Considerations on how his decisions will be viewed globally and whether he is making the correct choices are critical. Will his actions be accepted by the people? Is his conduct appropriate for a prime minister? But it goes beyond personal: Is this in the long-term best interest of Ireland? Successful judgment demands not only subject matter knowledge, but also an almost innate understanding of what is necessary.
Lastly, there’s an element even the newest prime minister has no influence over: fortune. Napoleon had a preference for fortunate generals. Pure bad luck has the potential to derail a premiership, or at least significantly challenge it. Unpredictable changes in weather, international incidents or resurfacing scandals can suddenly throw a government into turmoil. Most people will extend good wishes to the new prime minister. He’s going to need it.
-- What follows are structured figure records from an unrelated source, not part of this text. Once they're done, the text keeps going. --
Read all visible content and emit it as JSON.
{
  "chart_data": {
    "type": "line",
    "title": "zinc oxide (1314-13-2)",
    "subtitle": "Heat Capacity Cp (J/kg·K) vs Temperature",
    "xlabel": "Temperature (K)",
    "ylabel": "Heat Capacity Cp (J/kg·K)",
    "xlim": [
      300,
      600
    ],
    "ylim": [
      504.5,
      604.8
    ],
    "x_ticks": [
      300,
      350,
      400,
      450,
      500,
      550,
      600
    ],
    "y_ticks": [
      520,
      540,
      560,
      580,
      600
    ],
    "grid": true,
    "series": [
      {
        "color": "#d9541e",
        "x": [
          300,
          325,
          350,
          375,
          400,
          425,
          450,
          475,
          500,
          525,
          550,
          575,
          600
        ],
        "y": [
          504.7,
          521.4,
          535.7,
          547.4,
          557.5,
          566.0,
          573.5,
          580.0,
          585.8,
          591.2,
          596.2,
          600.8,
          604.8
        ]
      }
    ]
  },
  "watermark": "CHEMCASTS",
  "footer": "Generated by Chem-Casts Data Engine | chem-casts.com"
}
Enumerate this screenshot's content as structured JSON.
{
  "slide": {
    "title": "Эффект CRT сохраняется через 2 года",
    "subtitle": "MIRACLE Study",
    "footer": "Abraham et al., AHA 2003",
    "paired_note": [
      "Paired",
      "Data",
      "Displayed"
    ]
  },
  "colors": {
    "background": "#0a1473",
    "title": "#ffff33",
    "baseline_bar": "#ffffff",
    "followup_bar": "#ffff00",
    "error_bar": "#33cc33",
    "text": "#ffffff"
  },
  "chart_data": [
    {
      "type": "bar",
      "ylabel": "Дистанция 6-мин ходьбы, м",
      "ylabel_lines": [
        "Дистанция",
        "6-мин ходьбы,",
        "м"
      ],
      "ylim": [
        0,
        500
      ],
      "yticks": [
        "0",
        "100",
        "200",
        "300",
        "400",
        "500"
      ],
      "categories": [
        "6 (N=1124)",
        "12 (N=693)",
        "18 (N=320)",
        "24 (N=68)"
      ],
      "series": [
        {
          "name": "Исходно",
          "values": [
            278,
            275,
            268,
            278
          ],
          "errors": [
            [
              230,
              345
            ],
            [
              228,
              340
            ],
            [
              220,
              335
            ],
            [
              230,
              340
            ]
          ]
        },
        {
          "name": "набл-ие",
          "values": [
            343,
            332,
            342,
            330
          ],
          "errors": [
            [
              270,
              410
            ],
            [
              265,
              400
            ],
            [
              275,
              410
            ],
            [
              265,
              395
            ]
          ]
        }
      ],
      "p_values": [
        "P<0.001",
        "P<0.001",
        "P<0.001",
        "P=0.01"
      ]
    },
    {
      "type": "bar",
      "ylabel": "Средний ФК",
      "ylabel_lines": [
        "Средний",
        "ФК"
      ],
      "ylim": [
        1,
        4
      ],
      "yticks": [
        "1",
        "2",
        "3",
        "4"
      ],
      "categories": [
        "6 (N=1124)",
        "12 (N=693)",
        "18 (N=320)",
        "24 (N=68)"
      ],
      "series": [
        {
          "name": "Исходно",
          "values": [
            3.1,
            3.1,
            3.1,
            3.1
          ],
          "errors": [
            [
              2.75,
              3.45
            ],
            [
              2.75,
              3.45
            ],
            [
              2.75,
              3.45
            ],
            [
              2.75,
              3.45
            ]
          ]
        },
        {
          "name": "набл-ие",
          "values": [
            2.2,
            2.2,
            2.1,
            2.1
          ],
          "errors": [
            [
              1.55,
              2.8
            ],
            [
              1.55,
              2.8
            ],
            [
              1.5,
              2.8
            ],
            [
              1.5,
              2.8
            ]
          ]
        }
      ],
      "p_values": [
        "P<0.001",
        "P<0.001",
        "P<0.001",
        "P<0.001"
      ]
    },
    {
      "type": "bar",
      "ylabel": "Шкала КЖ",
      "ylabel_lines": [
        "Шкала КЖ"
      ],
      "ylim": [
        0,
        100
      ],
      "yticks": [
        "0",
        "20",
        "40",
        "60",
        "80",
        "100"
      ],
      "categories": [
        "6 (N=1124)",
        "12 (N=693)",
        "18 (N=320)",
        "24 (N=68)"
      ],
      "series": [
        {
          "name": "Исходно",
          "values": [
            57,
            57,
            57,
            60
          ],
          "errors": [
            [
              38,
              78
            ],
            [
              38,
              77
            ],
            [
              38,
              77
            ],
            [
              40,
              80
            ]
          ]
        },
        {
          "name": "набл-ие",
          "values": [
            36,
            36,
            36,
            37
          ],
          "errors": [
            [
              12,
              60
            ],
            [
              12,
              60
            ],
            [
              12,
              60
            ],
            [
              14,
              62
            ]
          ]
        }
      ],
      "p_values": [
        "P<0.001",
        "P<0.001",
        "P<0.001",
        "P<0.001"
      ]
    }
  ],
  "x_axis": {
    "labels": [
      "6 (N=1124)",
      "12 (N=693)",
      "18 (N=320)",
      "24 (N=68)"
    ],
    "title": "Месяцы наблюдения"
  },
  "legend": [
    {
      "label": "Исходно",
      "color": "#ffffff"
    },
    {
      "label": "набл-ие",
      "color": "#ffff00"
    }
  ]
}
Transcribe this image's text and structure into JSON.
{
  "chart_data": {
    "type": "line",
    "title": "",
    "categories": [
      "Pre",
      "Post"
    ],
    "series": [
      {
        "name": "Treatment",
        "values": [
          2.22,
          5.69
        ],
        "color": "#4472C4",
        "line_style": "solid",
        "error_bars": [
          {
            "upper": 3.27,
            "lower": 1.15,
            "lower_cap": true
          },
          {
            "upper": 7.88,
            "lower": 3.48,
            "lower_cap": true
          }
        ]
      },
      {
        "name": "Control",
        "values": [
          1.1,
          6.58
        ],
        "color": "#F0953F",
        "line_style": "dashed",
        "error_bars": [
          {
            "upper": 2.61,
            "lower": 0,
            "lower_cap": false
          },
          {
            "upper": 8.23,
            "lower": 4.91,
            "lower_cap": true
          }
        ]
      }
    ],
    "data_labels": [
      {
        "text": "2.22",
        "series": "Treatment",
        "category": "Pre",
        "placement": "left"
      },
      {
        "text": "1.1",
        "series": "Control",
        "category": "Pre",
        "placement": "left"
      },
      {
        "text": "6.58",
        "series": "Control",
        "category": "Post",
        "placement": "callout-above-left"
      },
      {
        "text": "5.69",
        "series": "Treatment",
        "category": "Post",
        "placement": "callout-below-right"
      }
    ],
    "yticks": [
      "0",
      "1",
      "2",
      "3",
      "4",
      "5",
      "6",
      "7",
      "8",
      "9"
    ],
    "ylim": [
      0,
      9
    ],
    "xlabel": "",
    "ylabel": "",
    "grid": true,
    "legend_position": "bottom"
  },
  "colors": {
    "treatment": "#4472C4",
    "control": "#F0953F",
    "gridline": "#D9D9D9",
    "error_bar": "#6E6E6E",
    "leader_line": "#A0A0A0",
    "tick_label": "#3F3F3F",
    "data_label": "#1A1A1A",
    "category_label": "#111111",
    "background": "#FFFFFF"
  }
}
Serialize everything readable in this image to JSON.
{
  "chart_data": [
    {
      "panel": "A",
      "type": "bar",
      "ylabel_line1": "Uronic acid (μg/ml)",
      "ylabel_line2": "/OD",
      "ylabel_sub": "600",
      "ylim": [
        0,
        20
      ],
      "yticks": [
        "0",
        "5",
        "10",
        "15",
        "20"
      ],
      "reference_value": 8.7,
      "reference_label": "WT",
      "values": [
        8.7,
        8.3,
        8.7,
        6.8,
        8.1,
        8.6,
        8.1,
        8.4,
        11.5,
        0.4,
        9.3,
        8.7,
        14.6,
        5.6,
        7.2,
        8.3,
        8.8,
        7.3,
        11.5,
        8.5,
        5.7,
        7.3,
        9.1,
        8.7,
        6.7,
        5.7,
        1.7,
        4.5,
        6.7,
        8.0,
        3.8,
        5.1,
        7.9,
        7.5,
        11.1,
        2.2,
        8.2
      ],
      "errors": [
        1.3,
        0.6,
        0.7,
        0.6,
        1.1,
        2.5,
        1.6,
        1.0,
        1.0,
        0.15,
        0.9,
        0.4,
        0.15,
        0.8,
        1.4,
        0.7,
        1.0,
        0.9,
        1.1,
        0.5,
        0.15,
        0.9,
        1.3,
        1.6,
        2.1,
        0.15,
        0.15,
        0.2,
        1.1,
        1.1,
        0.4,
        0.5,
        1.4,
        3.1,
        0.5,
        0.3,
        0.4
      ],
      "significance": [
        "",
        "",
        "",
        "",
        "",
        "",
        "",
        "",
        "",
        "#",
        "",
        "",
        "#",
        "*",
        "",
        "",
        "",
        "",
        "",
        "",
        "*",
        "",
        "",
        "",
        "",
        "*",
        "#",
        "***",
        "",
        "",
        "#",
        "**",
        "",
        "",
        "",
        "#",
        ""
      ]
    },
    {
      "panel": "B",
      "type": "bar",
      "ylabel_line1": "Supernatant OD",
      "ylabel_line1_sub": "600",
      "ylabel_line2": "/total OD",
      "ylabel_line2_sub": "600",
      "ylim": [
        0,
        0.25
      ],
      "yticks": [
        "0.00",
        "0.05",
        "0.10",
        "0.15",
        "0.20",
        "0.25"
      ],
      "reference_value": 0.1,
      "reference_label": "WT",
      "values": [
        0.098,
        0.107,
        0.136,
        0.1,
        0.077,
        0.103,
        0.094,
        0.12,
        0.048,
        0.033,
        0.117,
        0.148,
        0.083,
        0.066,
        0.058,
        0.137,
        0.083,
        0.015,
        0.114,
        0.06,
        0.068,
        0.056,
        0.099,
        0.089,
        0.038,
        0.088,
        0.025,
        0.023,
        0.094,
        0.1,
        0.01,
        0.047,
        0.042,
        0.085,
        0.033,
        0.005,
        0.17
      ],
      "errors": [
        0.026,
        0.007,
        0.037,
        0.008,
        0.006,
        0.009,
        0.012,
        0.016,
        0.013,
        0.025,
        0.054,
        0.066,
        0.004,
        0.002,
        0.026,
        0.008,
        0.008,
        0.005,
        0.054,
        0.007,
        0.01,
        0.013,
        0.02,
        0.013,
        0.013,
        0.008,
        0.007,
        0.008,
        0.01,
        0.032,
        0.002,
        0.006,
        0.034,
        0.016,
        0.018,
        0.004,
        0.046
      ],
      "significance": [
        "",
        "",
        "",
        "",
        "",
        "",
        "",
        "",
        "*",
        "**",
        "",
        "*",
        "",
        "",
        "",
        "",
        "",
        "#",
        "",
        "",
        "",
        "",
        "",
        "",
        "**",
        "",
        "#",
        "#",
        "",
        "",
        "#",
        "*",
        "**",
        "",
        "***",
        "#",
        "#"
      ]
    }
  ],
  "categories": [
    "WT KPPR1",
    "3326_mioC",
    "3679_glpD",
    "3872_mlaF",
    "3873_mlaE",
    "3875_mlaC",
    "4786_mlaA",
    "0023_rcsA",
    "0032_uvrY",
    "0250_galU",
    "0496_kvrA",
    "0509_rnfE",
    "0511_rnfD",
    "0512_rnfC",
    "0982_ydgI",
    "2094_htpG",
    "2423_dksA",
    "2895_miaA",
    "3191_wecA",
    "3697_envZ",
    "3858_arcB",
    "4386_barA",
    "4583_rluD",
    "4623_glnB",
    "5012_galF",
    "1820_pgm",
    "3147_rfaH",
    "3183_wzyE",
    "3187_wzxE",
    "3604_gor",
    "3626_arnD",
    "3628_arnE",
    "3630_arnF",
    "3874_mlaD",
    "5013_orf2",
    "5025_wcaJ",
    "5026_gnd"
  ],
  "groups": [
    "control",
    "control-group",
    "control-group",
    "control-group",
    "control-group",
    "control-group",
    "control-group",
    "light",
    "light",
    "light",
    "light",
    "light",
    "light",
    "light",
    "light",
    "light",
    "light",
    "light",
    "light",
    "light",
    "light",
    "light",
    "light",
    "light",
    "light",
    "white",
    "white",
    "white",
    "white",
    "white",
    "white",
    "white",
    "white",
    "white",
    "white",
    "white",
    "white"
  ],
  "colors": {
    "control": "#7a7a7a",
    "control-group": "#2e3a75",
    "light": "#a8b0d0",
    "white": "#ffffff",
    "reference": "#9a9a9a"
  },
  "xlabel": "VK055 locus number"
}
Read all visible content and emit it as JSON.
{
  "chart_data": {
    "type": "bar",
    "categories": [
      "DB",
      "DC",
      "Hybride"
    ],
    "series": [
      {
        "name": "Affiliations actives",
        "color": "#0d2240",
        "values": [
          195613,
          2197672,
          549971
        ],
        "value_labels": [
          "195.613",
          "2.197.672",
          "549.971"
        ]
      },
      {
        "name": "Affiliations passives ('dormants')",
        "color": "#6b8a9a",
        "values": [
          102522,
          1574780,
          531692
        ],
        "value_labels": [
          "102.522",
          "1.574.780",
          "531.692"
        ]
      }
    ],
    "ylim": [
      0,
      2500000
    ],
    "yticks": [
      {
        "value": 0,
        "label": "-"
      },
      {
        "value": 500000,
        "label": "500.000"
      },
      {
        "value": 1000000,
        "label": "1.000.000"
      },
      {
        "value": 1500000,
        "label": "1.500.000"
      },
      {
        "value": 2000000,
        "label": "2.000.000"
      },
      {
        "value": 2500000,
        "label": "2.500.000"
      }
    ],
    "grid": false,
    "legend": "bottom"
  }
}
[ Simon Harris smoothly ascends the ranks, reflecting the survival of the fittest ]
The argument has been reiterated in this and other dialogues that politics is possibly the only profession where it’s often assumed that individuals with no experience can outperform those who dedicate their lives to the field. This is what could be called the “appoint Michael O’Leary as prime minister” school of thought. This said, you wouldn’t find Ryanair shareholders demanding someone without any airline management experience – like Simon Harris, for example – to be appointed as their CEO. Why do you suppose that is? The role of prime minister is unique in comparison to other jobs in the country. Anyone who believes it’s easy doesn’t fully understand the complexities involved.